Ketua Umum Asosiasi Pengusaha Indonesia (Apindo) Shinta Kamdani meminta pemerintah tak buru-buru menetapkan kebijakan itu. Menurutnya, perlu ada pemetaan secara menyeluruh dan penetapan kebijakan WFH, termasuk dampak terhadap produktivitas dan keberlangsungan usaha.
"Terkait wacana kebijakan seperti work from home (WFH) tentu perlu dilihat desain kebijakan yang akan dilakukan oleh pemerintah terlebih dahulu seperti apa, sekaligus mencermati pemetaan dampaknya dalam banyak aspek, termasuk dari sudut pandang produktivitas dan keberlangsungan operasional dunia usaha," kata Shinta beberapa waktu lalu dikutip Selasa (24/3/2026).
Shinta menegaskan, kebijakan WFH tidak bisa diterapkan secara seragam di semua sektor usaha. Ia menilai, sektor seperti manufaktur, logistik, perdagangan hingga layanan tetap membutuhkan kehadiran fisik pekerja agar kegiatan produksi dan distribusi dapat berjalan.
"Jika wacana ini nantinya diterapkan, tentu tidak dapat diimplementasikan secara seragam di semua sektor," tegas Shinta, sambil menambahkan sektor usaha yang bisa dilakukan dengan skema WFH di antaranya sektor teknologi informasi hingga profesi kreatif.
Pengaturan pola kerja seperti WFH menurut Shinta sebaiknya diserahkan kepada kebijakan internal masing-masing perusahaan agar bisa menyesuaikan dengan kebutuhan operasional dan karakteristik sektor.
Terlepas dari itu, pemerintah sebelumnya juga telah mengakui ada kriteria khusus sektor usaha yang tak bisa menerapkan WFH, di antaranya ialah sektor usaha yang bersinggungan langsung dengan bidang pelayanan publik.
"Ini berlaku untuk ASN dan juga sebagai imbauan bagi swasta, khususnya yang tidak terkait pelayanan publik," ujar Menteri Koordinator Bidang Perekonomian Airlangga Hartarto.

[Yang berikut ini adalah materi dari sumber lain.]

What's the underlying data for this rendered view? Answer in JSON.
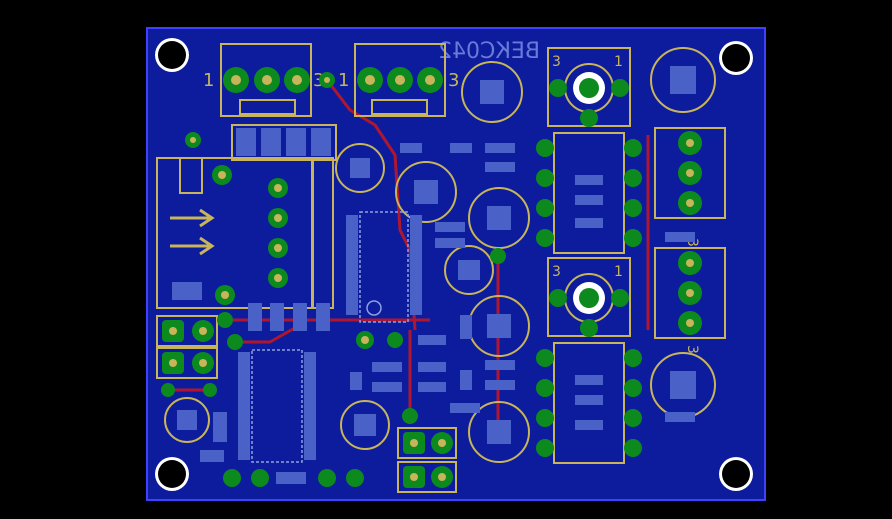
{
  "board": {
    "background_color": "#000000",
    "copper_color": "#0c1c9c",
    "outline_color": "#4040ff",
    "silk_color": "#c8b45a",
    "pad_color": "#0d8a1e",
    "trace_color": "#b0172f"
  },
  "labels": {
    "conn_top_left_pin1": "1",
    "conn_top_left_pin3": "3",
    "conn_top_mid_pin1": "1",
    "conn_top_mid_pin3": "3",
    "pot_top_pin3": "3",
    "pot_top_pin1": "1",
    "pot_mid_pin3": "3",
    "pot_mid_pin1": "1",
    "conn_right_top_pin3": "3",
    "conn_right_bottom_pin3": "3",
    "mirrored_title": "ВЕКС042"
  }
}
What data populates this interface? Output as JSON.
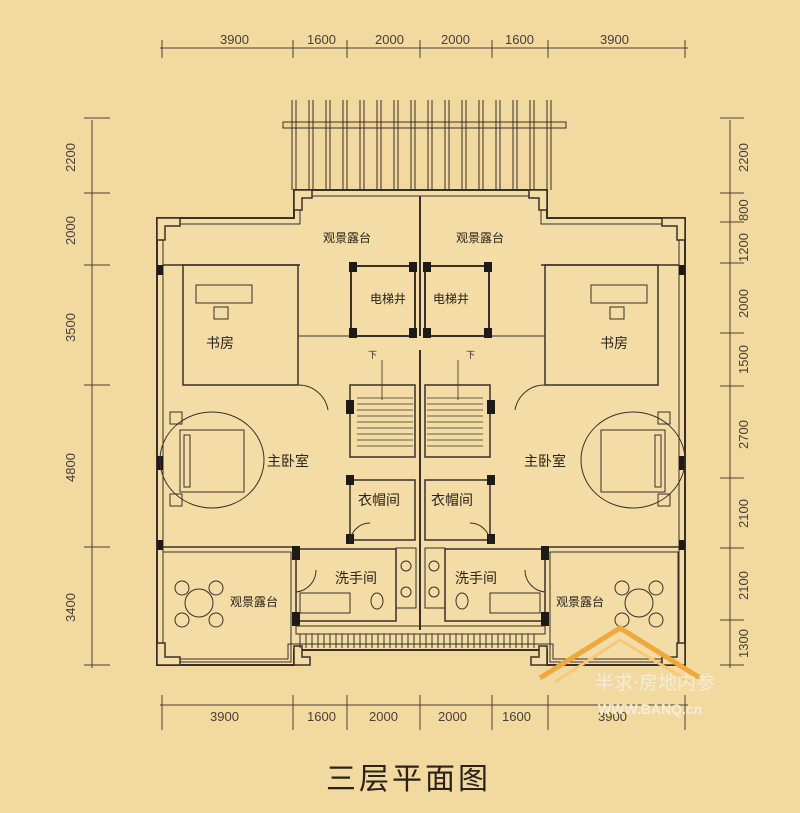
{
  "title": "三层平面图",
  "dimensions": {
    "top": [
      "3900",
      "1600",
      "2000",
      "2000",
      "1600",
      "3900"
    ],
    "bottom": [
      "3900",
      "1600",
      "2000",
      "2000",
      "1600",
      "3900"
    ],
    "left": [
      "2200",
      "2000",
      "3500",
      "4800",
      "3400"
    ],
    "right": [
      "2200",
      "800",
      "1200",
      "2000",
      "1500",
      "2700",
      "2100",
      "2100",
      "1300"
    ]
  },
  "rooms": {
    "terrace_top_left": "观景露台",
    "terrace_top_right": "观景露台",
    "elevator_left": "电梯井",
    "elevator_right": "电梯井",
    "study_left": "书房",
    "study_right": "书房",
    "master_left": "主卧室",
    "master_right": "主卧室",
    "closet_left": "衣帽间",
    "closet_right": "衣帽间",
    "bath_left": "洗手间",
    "bath_right": "洗手间",
    "terrace_bottom_left": "观景露台",
    "terrace_bottom_right": "观景露台"
  },
  "stair_marks": [
    "下",
    "下"
  ],
  "watermark": {
    "chinese": "半求·房地内参",
    "english": "WWW.BANQ.cn"
  },
  "colors": {
    "background": "#f1d9a0",
    "line": "#3a3029",
    "watermark": "#f5ecd9"
  }
}
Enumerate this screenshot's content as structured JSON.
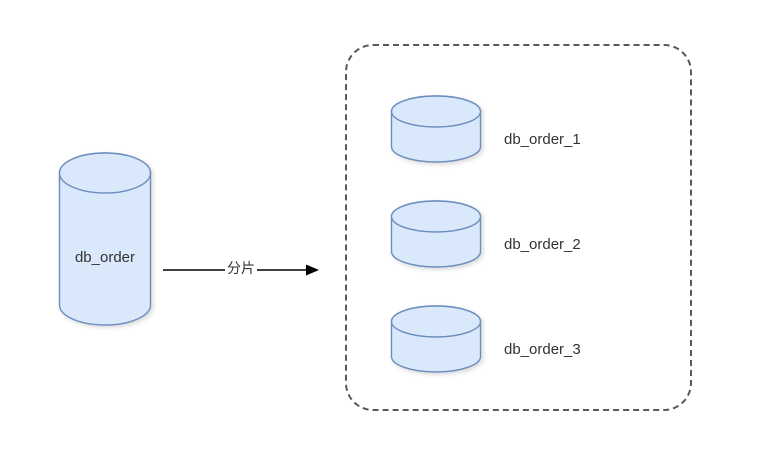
{
  "diagram": {
    "source": {
      "label": "db_order"
    },
    "arrow": {
      "label": "分片"
    },
    "container": {
      "shards": [
        {
          "label": "db_order_1"
        },
        {
          "label": "db_order_2"
        },
        {
          "label": "db_order_3"
        }
      ]
    },
    "colors": {
      "cylinder_fill": "#dae8fc",
      "cylinder_stroke": "#6c8ebf",
      "container_border": "#595959",
      "arrow_color": "#000000",
      "label_color": "#333333"
    }
  }
}
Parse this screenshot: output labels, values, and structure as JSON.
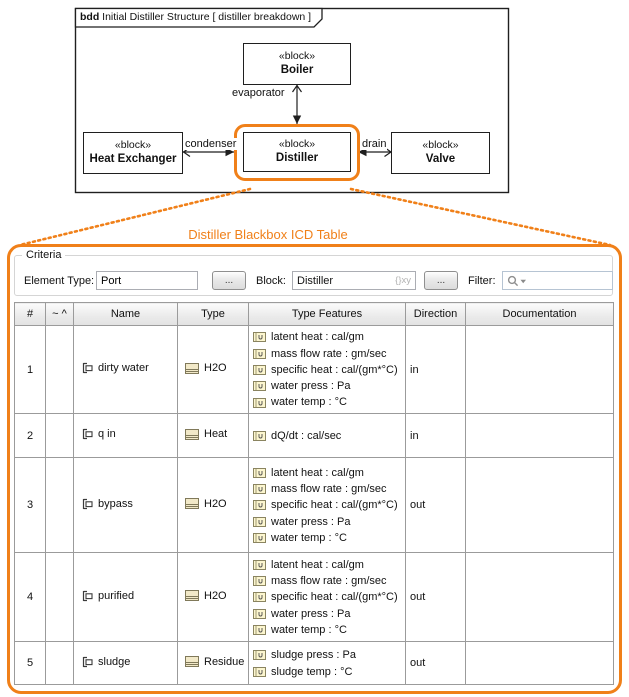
{
  "colors": {
    "accent": "#F08019",
    "diagram_line": "#1f1f1f",
    "grid": "#9b9b9b"
  },
  "diagram": {
    "tab": {
      "kind": "bdd",
      "title": "Initial Distiller Structure",
      "context": "[ distiller breakdown ]"
    },
    "blocks": [
      {
        "stereotype": "«block»",
        "name": "Boiler"
      },
      {
        "stereotype": "«block»",
        "name": "Heat Exchanger"
      },
      {
        "stereotype": "«block»",
        "name": "Distiller",
        "highlighted": true
      },
      {
        "stereotype": "«block»",
        "name": "Valve"
      }
    ],
    "connectors": [
      {
        "label": "evaporator"
      },
      {
        "label": "condenser"
      },
      {
        "label": "drain"
      }
    ]
  },
  "callout": {
    "title": "Distiller Blackbox ICD Table"
  },
  "criteria": {
    "group_label": "Criteria",
    "element_type_label": "Element Type:",
    "element_type_value": "Port",
    "browse_label": "...",
    "block_label": "Block:",
    "block_value": "Distiller",
    "block_badge": "{}xy",
    "filter_label": "Filter:",
    "filter_value": ""
  },
  "table": {
    "columns": [
      "#",
      "~ ^",
      "Name",
      "Type",
      "Type Features",
      "Direction",
      "Documentation"
    ],
    "rows": [
      {
        "num": "1",
        "name": "dirty water",
        "type": "H2O",
        "features": [
          "latent heat : cal/gm",
          "mass flow rate : gm/sec",
          "specific heat : cal/(gm*°C)",
          "water press : Pa",
          "water temp : °C"
        ],
        "direction": "in",
        "documentation": ""
      },
      {
        "num": "2",
        "name": "q in",
        "type": "Heat",
        "features": [
          "dQ/dt : cal/sec"
        ],
        "direction": "in",
        "documentation": ""
      },
      {
        "num": "3",
        "name": "bypass",
        "type": "H2O",
        "features": [
          "latent heat : cal/gm",
          "mass flow rate : gm/sec",
          "specific heat : cal/(gm*°C)",
          "water press : Pa",
          "water temp : °C"
        ],
        "direction": "out",
        "documentation": ""
      },
      {
        "num": "4",
        "name": "purified",
        "type": "H2O",
        "features": [
          "latent heat : cal/gm",
          "mass flow rate : gm/sec",
          "specific heat : cal/(gm*°C)",
          "water press : Pa",
          "water temp : °C"
        ],
        "direction": "out",
        "documentation": ""
      },
      {
        "num": "5",
        "name": "sludge",
        "type": "Residue",
        "features": [
          "sludge press : Pa",
          "sludge temp : °C"
        ],
        "direction": "out",
        "documentation": ""
      }
    ]
  }
}
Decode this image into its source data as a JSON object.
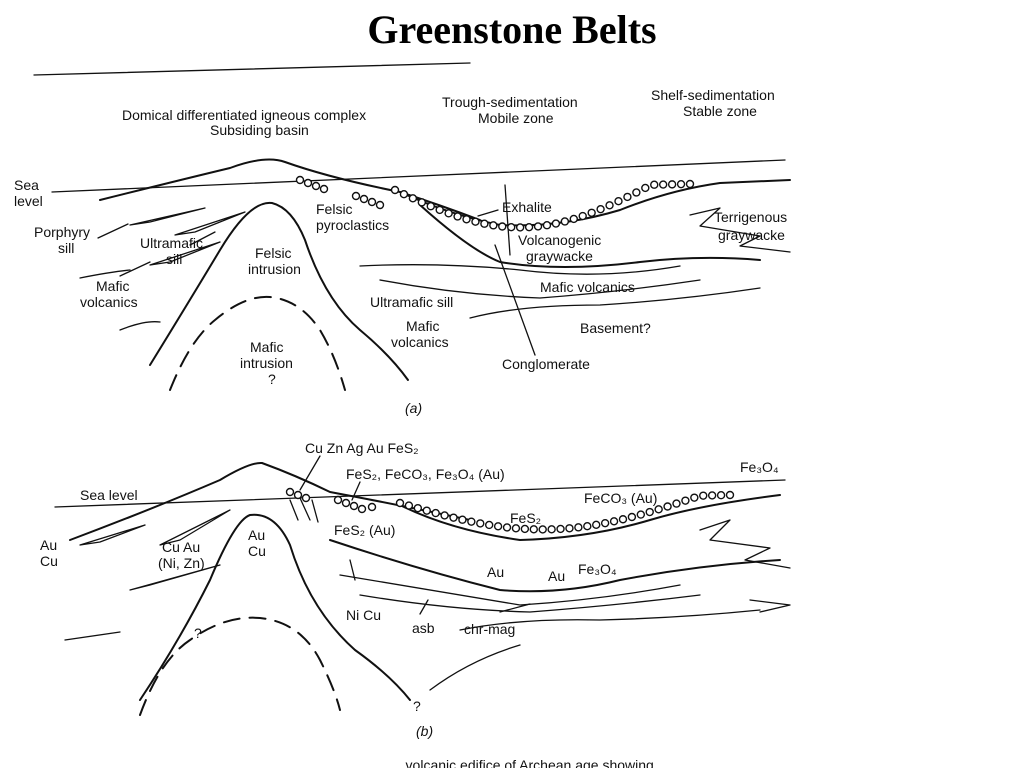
{
  "title": "Greenstone Belts",
  "panel_a": {
    "header_left_1": "Domical differentiated igneous complex",
    "header_left_2": "Subsiding basin",
    "header_mid_1": "Trough-sedimentation",
    "header_mid_2": "Mobile zone",
    "header_right_1": "Shelf-sedimentation",
    "header_right_2": "Stable zone",
    "sea_1": "Sea",
    "sea_2": "level",
    "porphyry_1": "Porphyry",
    "porphyry_2": "sill",
    "ultramafic_sill_1": "Ultramafic",
    "ultramafic_sill_2": "sill",
    "mafic_volc_1": "Mafic",
    "mafic_volc_2": "volcanics",
    "felsic_intr_1": "Felsic",
    "felsic_intr_2": "intrusion",
    "felsic_pyro_1": "Felsic",
    "felsic_pyro_2": "pyroclastics",
    "exhalite": "Exhalite",
    "volcanogenic_1": "Volcanogenic",
    "volcanogenic_2": "graywacke",
    "terrigenous_1": "Terrigenous",
    "terrigenous_2": "graywacke",
    "ultramafic_sill_low": "Ultramafic sill",
    "mafic_volc_right": "Mafic volcanics",
    "mafic_volc_low_1": "Mafic",
    "mafic_volc_low_2": "volcanics",
    "basement": "Basement?",
    "mafic_intr_1": "Mafic",
    "mafic_intr_2": "intrusion",
    "mafic_intr_3": "?",
    "conglomerate": "Conglomerate",
    "caption": "(a)"
  },
  "panel_b": {
    "cu_zn": "Cu Zn Ag Au FeS₂",
    "fes2_feco3": "FeS₂, FeCO₃, Fe₃O₄ (Au)",
    "fe3o4_right": "Fe₃O₄",
    "sea_level": "Sea level",
    "feco3_au": "FeCO₃ (Au)",
    "au_cu_left_1": "Au",
    "au_cu_left_2": "Cu",
    "cu_au_1": "Cu Au",
    "cu_au_2": "(Ni, Zn)",
    "au_cu_center_1": "Au",
    "au_cu_center_2": "Cu",
    "fes2_au": "FeS₂ (Au)",
    "fes2": "FeS₂",
    "au_1": "Au",
    "au_2": "Au",
    "fe3o4_mid": "Fe₃O₄",
    "ni_cu": "Ni Cu",
    "asb": "asb",
    "chr_mag": "chr-mag",
    "q_left": "?",
    "q_bottom": "?",
    "caption": "(b)"
  },
  "footer_fragment": "... volcanic edifice of Archean age showing"
}
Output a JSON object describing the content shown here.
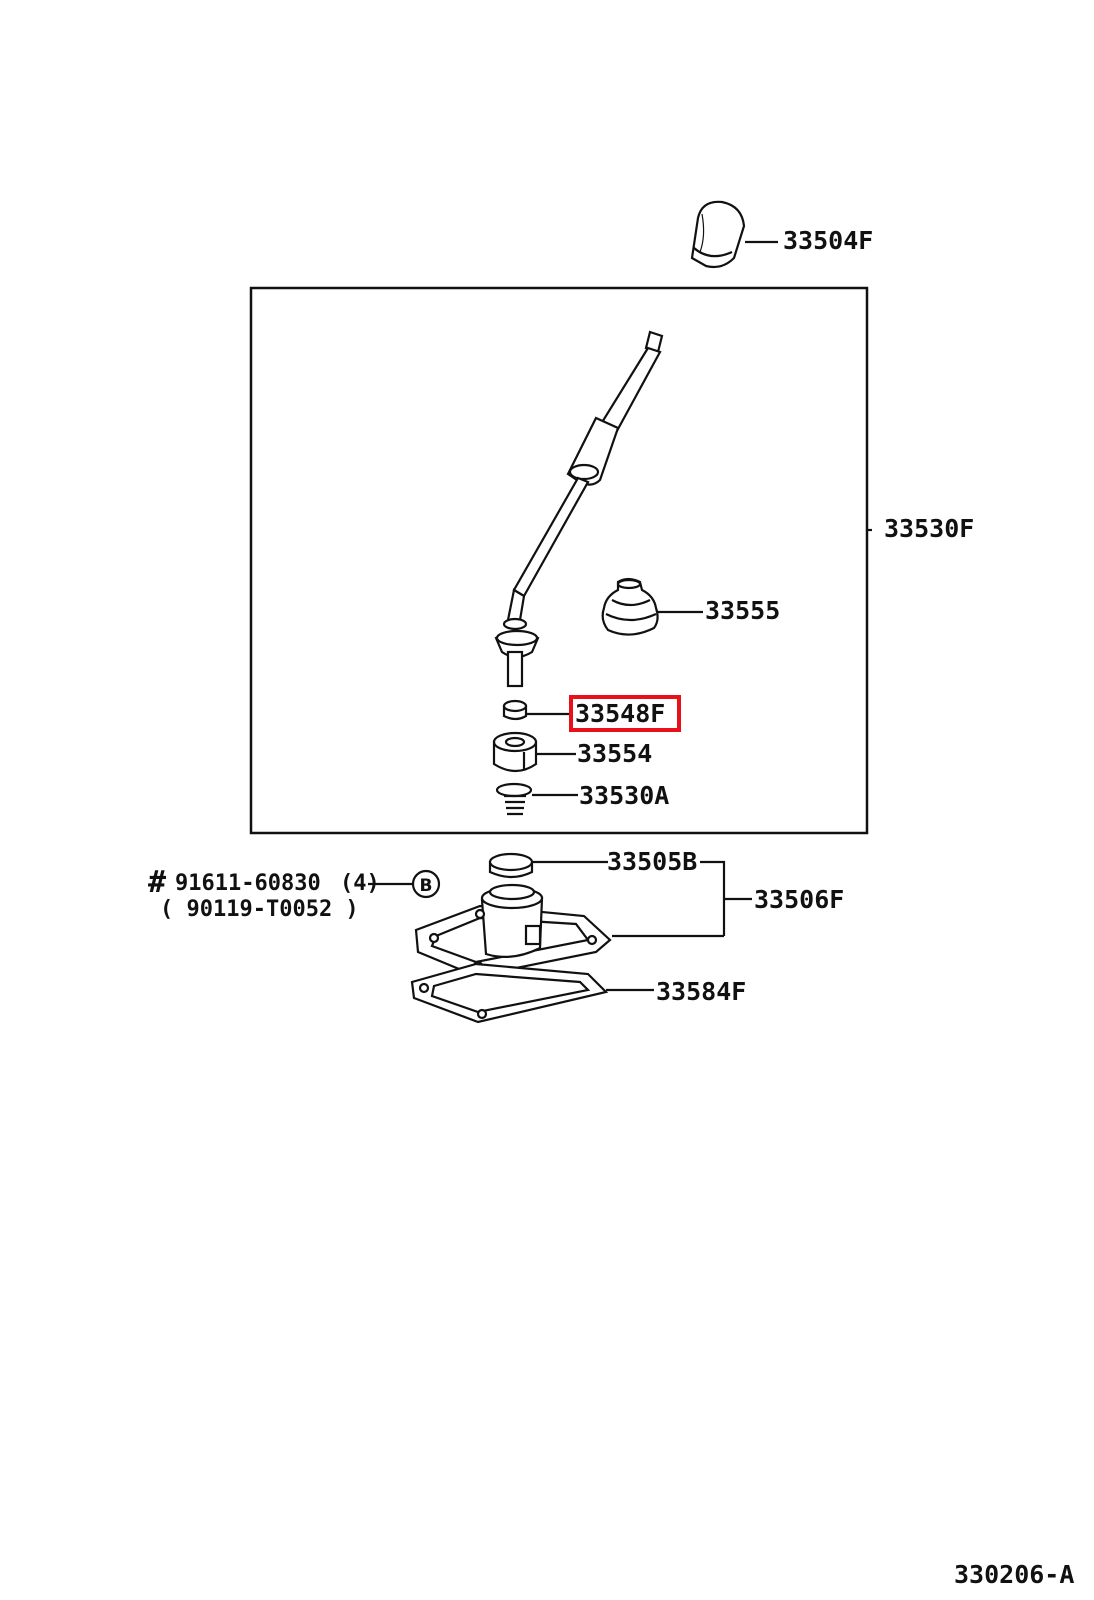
{
  "parts": {
    "knob": "33504F",
    "lever_assembly": "33530F",
    "boot": "33555",
    "highlighted": "33548F",
    "seat": "33554",
    "spring": "33530A",
    "cap": "33505B",
    "retainer_assembly": "33506F",
    "gasket": "33584F"
  },
  "bolt": {
    "hash": "#",
    "part_no": "91611-60830",
    "qty": "(4)",
    "alt_part_no": "( 90119-T0052 )",
    "callout": "B"
  },
  "diagram_code": "330206-A",
  "colors": {
    "highlight": "#e8101a",
    "line": "#111111"
  }
}
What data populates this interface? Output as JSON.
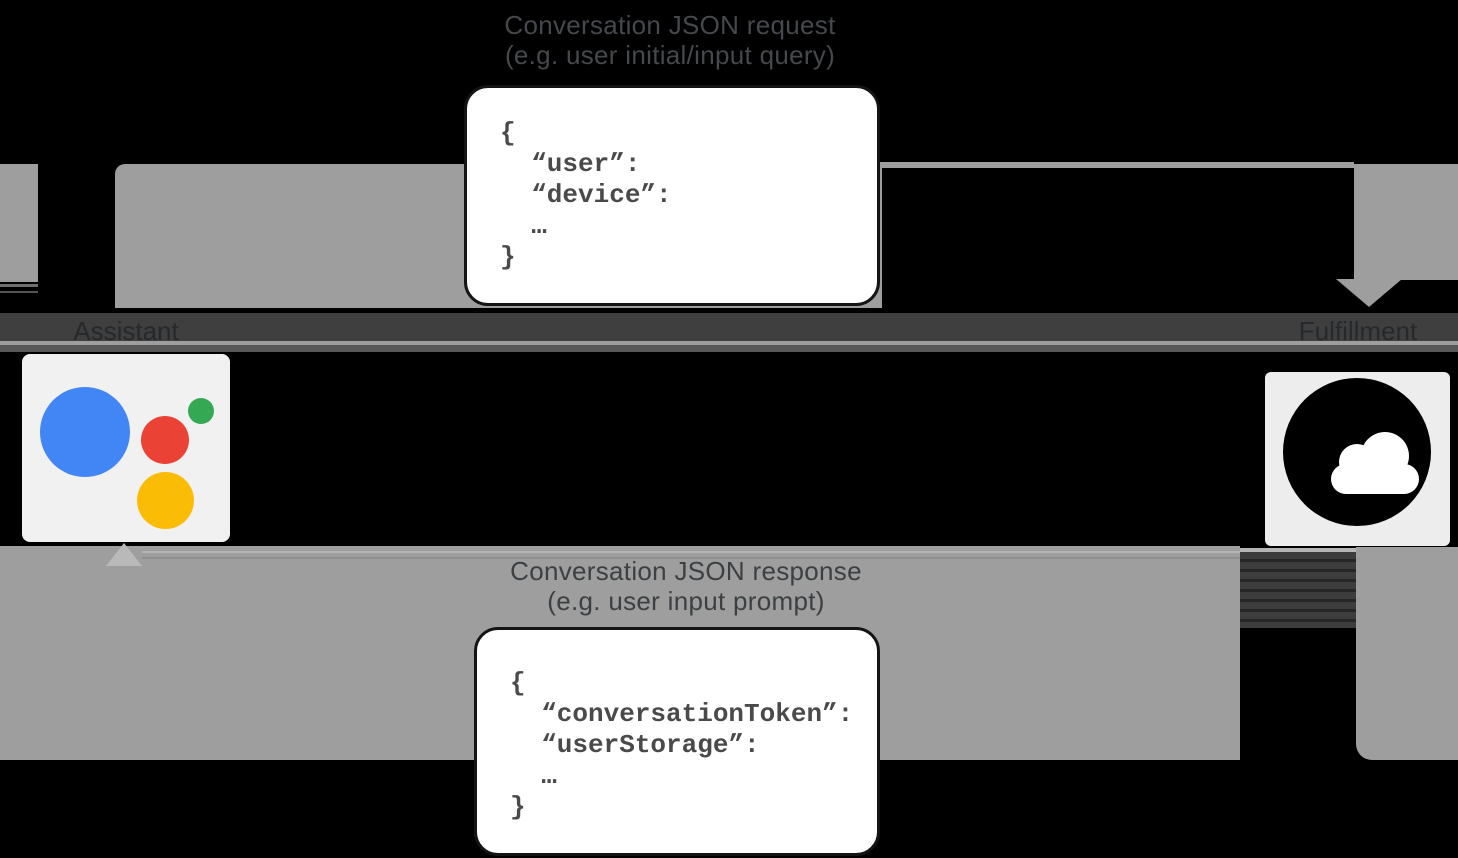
{
  "request": {
    "label_line1": "Conversation JSON request",
    "label_line2": "(e.g. user initial/input query)",
    "code_lines": [
      "{",
      "  “user”:",
      "  “device”:",
      "  …",
      "}"
    ]
  },
  "response": {
    "label_line1": "Conversation JSON response",
    "label_line2": "(e.g. user input prompt)",
    "code_lines": [
      "{",
      "  “conversationToken”:",
      "  “userStorage”:",
      "  …",
      "}"
    ]
  },
  "actors": {
    "assistant": {
      "label": "Assistant",
      "icon": "google-assistant-logo"
    },
    "fulfillment": {
      "label": "Fulfillment",
      "icon": "cloud-icon"
    }
  },
  "colors": {
    "arrow_gray": "#9e9e9e",
    "background": "#000000",
    "code_text": "#4a4a4a",
    "assistant_blue": "#4285f4",
    "assistant_red": "#ea4335",
    "assistant_green": "#34a853",
    "assistant_yellow": "#fbbc05"
  }
}
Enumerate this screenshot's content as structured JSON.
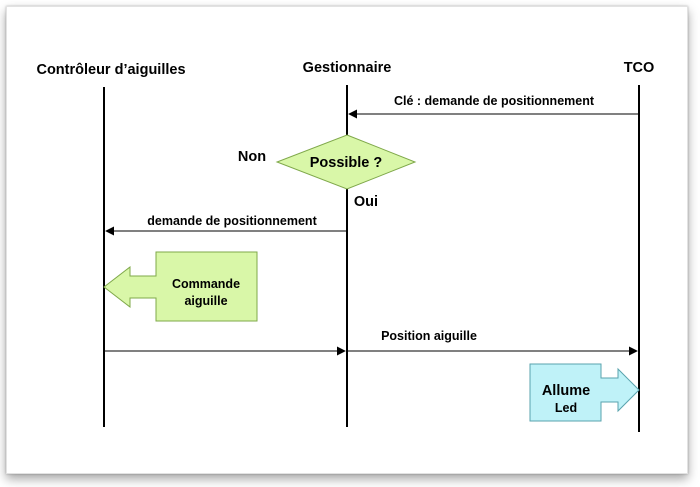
{
  "lifelines": {
    "controller": "Contrôleur d’aiguilles",
    "manager": "Gestionnaire",
    "tco": "TCO"
  },
  "messages": {
    "key_request": "Clé : demande de positionnement",
    "position_request": "demande de positionnement",
    "switch_position": "Position aiguille"
  },
  "decision": {
    "question": "Possible ?",
    "no": "Non",
    "yes": "Oui"
  },
  "actions": {
    "command_line1": "Commande",
    "command_line2": "aiguille",
    "light_line1": "Allume",
    "light_line2": "Led"
  },
  "colors": {
    "green_fill": "#d9f7a8",
    "green_stroke": "#7fa84a",
    "blue_fill": "#bff2f8",
    "blue_stroke": "#5aa3ae"
  }
}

Pemberlakuan kebijakan WFH ini rencananya akan dilaksanakan sesudah libur Lebaran 2026. Teknis penerapannya saat ini masih dikaji di Kementerian Ketenagakerjaan dan Kementerian Dalam Negeri.
"Akan didetailkan, tetapi sesudah Lebaran kita akan melakukan," tegas Airlangga.
Di lain kesempatan, Menteri Sekretaris Negara Prasetyo Hadi mengatakan kebijakan ini juga akan diberlakukan untuk bidang usaha tertentu yang memungkinkan kerja jarak jauh.
"Supaya tidak disalahpahami, misalnya sektor pelayanan, industri, perdagangan tentu mungkin tidak menjadi bagian dari kebijakan tersebut," kata Prasetyo di Istana Merdeka, Jakarta, Sabtu lalu.
Kebijakan WFH ini merupakan arahan Presiden dalam sidang kabinet paripurna sebelum Lebaran 2026 sebagai upaya mendorong efisiensi di lingkungan kerja, termasuk mengurangi kebutuhan BBM di tengah memanasnya tensi perang Timur Tengah, antara Iran dengan Amerika Serikat dan Israel.
"Sebagaimana disampaikan Bapak Presiden pada saat sidang kabinet paripurna bahwa kita sedang merumuskan beberapa kebijakan dalam rangka kita mulai menyadari bahwa kita semua harus bersama-sama mengefisienkan diri kita dalam hal bekerja," ujar Prasetyo.
Meski begitu, ia menekankan bahwa kebijakan ini dirancang bukan karena pasokan BBM di Indonesia terganggu. "Sebagaimana yang terus kita sampaikan bahwa insyaallah pasokan BBM tidak ada masalah, pasokan BBM aman," tegasnya.